The eurozone’s economic recovery has shuddered to a halt, bolstering calls for the European Central Bank to take aggressive action to boost growth and halt a slide towards deflation.

Gross domestic product was flat between April and June, compared with growth of 0.2pc in the first quarter, say figures released last week , while inflation fell to a four-and-a-half-year low of 0.4pc in July.

Dismal performances from Germany, France and Italy — the core of the single-currency region — were responsible for the stagnation, while parts of the periphery beat expectations.

German 10-year Bund yields dipped below 1pc for the first time on speculation the ECB would follow the lead of the US Federal Reserve and the Bank of England by introducing a programme of large-scale bond purchases to boost the region’s economy. Borrowing costs across the eurozone tumbled as well, with 10-year yields in Spain, Italy, Belgium and Ireland all falling to record lows.

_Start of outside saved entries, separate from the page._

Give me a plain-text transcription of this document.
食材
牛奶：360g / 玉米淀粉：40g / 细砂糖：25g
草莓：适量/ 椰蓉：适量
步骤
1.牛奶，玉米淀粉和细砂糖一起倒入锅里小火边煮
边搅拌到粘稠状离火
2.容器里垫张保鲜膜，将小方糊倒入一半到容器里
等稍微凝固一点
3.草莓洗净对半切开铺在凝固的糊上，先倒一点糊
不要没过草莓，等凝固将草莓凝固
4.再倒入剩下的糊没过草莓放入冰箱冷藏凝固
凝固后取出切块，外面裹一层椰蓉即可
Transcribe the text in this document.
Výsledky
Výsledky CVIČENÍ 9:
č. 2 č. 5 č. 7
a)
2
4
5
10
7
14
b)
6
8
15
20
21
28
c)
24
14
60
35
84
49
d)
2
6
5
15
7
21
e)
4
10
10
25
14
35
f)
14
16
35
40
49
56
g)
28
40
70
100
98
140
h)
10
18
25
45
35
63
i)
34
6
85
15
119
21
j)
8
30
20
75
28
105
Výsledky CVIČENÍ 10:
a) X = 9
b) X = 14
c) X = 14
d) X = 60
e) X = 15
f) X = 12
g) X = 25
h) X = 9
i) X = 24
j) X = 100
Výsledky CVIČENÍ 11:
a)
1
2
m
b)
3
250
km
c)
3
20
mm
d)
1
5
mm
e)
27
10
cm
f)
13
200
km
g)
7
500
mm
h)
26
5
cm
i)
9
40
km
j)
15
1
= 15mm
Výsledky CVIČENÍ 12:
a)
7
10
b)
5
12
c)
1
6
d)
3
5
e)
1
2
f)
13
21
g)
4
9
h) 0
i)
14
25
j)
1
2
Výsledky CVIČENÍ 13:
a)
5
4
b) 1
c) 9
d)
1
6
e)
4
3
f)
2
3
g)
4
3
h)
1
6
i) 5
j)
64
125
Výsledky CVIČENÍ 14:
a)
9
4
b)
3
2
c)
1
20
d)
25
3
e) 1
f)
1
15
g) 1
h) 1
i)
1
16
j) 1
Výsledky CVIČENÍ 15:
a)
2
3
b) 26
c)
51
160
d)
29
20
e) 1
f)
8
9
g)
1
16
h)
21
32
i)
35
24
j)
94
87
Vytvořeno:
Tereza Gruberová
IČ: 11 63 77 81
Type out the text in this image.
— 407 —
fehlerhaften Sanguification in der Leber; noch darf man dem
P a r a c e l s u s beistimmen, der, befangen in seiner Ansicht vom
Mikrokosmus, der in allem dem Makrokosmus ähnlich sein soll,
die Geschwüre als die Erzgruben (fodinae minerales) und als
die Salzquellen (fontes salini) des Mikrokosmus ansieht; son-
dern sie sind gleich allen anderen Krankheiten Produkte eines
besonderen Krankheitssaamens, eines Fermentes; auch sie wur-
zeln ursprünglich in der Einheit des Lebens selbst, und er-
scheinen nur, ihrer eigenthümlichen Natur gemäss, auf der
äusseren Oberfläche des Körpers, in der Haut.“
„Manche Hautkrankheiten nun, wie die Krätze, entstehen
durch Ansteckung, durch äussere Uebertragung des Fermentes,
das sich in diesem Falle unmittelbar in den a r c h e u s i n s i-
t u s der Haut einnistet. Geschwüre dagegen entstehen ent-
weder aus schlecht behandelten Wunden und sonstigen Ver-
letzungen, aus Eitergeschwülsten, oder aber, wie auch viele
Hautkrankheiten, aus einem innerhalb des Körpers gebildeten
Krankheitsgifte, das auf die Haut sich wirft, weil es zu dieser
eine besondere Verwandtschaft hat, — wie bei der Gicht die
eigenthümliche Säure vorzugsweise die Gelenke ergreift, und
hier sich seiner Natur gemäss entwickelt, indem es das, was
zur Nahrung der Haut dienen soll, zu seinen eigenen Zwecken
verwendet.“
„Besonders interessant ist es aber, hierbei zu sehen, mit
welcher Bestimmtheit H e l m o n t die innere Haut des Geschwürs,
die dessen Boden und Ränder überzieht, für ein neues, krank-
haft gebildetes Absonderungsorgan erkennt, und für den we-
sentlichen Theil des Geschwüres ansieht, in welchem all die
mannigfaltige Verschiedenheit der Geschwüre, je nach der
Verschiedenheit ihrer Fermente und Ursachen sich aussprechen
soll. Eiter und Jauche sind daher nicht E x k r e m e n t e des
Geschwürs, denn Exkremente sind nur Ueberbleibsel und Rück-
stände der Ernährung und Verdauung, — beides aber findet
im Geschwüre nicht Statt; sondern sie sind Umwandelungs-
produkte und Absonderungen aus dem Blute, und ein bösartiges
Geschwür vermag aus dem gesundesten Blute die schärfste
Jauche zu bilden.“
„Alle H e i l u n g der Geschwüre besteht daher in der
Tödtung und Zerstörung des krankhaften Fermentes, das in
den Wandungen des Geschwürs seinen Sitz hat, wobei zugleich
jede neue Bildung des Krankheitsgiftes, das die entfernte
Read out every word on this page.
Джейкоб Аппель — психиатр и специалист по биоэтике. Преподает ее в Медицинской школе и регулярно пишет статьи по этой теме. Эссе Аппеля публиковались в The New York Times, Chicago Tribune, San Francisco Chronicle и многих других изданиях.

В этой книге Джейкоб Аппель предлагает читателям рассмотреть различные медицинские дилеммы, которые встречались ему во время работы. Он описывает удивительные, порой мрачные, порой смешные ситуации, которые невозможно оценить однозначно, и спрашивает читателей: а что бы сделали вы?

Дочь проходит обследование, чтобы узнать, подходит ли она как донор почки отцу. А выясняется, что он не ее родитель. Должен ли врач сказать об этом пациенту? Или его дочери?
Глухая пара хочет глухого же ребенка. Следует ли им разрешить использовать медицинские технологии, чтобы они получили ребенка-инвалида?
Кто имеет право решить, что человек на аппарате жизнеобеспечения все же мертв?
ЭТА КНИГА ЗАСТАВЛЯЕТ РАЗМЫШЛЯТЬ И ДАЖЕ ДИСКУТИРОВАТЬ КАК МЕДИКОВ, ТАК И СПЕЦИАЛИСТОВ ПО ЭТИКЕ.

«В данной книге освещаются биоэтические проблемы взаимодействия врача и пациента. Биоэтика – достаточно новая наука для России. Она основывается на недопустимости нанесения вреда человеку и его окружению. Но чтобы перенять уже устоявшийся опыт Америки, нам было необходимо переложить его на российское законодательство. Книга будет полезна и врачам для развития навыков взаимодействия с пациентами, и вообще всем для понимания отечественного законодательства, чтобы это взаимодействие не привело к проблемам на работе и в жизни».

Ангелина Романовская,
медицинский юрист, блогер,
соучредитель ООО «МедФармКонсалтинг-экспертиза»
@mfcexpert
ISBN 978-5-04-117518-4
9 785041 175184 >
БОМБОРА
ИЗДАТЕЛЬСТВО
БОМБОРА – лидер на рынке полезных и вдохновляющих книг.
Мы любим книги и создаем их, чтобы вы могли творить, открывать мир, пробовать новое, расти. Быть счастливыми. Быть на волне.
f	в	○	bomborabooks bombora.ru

Dismal performances from Germany, France and Italy were responsible for the stagnation


“It’s time the ECB took control and we got the real deal, instead of the weaker measures unveiled in June,” said Richard Barwell, European economist at Royal Bank of Scotland.

Germany joins just a handful of countries whose 10-year bonds have fallen below 1pc, including Japan, which has struggled to exit more than a decade of deflation.

Eurozone inflation of 0.4pc last month was less than a quarter of the ECB’s target of below but close to 2pc.

“The ghost of Japan is hovering over markets and will be for the coming months,” said Simon Fasdal, head of fixed income trading at Saxo Bank.

While the US and UK have surpassed their pre-crisis peaks, the currency bloc’s economy is still smaller than before the collapse of Lehman Brothers almost six years ago.

Escalating geopolitical tensions with Russia damaged confidence in Germany, contributing to a 0.2pc fall in economic output — the first contraction since 2012. The German economy accounts for almost 30pc of eurozone GDP.

France’s economy stagnated, while Italy is in its third recession since 2008, meaning none of the eurozone’s three biggest economies registered any growth in the second quarter.

The Netherlands’ economy grew 0.5pc after contracting between January and March, while Portugal and Spain both grew 0.6pc.

The gloom threatens to intensify the debate in Brussels over the need for reforms after France said it would miss its deficit target of 3.8pc of economic output, an important stepping stone to meeting the EU-mandated level of 3pc.